I always thought you had to publish your findings about a fossil. Fossils are not paper; they are real. Ciao, Joao.

Style points for @johnZ for playing the ever popular “I’m going to point out that the exact words you used could have been worded better” game in an entertaining way (for me at least) and with an amazingly low character count! If only this could catch on…

Are you truly unaware of all the intermediate fossils for cetaceans there are?

Yes, I am truly unaware. Amazing isn’t it. This is why, while Chris pointed out my attack on grammar or syntax or whatever was sort of cute, yet it had a serious point to it. A fossil does not have a label called “intermediate” or “transitional” attached to it.

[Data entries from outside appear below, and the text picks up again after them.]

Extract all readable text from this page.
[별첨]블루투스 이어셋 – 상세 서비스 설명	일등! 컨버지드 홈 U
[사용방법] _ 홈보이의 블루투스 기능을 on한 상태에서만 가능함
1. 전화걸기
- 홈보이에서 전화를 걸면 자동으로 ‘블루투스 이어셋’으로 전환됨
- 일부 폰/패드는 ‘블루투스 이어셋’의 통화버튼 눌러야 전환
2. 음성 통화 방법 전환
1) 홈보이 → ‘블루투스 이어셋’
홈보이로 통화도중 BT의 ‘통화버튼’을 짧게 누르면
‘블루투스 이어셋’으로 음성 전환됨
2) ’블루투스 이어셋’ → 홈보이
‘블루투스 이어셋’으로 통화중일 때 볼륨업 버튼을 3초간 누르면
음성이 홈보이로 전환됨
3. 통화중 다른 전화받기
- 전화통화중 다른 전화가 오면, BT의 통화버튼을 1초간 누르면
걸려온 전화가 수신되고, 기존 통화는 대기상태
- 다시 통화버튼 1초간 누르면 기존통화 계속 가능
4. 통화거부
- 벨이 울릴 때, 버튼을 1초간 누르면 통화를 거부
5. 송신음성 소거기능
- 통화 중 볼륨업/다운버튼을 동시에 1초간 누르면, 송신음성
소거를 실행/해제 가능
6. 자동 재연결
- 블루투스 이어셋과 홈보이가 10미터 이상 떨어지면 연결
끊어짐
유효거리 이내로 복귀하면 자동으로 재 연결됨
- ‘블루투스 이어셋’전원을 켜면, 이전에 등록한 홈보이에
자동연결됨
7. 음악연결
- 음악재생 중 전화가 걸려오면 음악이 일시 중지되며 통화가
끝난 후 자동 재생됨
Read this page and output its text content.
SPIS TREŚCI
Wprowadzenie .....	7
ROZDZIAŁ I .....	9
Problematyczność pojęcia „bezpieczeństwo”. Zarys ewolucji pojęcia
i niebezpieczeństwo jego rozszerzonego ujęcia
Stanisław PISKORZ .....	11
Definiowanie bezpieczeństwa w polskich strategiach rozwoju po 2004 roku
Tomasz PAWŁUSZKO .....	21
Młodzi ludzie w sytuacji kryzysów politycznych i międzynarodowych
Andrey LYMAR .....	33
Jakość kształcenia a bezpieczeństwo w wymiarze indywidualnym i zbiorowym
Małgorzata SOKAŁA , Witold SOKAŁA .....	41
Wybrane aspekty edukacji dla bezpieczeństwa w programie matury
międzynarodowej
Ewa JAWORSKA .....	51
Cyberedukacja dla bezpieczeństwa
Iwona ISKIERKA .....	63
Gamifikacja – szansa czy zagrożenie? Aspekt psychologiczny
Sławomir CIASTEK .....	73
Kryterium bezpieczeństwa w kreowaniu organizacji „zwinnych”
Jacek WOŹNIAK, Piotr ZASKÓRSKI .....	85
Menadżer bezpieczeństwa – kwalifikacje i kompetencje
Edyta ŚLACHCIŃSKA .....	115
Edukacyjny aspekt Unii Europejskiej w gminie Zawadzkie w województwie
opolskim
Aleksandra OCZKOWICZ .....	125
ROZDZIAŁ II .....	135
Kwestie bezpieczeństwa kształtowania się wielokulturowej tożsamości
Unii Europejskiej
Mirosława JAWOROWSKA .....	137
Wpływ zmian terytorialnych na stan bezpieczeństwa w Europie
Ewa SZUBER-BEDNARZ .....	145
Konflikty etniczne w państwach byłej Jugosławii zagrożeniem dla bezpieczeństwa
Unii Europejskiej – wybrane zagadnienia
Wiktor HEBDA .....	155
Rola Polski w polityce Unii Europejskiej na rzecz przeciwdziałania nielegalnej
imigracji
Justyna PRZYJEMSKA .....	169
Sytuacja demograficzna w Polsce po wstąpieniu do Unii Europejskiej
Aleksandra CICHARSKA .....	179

There have been all kinds of problems with trying to identify a fossil as intermediate, such as archeoraptor, piltdown man, etc. Just because it is claimed in a paper, doesn’t make it so. And the other problem is that by the theory, almost every other animal becomes an intermediate in some type of hierarchy. Think of the nautilaus, fish, coelecanth, ape ancestor, ecoli, dinosaur, etc., etc.

Of course there are intermediates, animals similar to two or more other types, having characteristics that are halfway between two others, etc., etc. But does intermediacy mean that they were transitional? When this topic has come up before, I was informed that transitionals are such, not because the organisms were transitional, but because they had transitional characteristics. So the argument about transitionals tires me out. It is primarily based on the belief that there are transitionals, and that transitionals exist between every single species, whether we know what they are or not.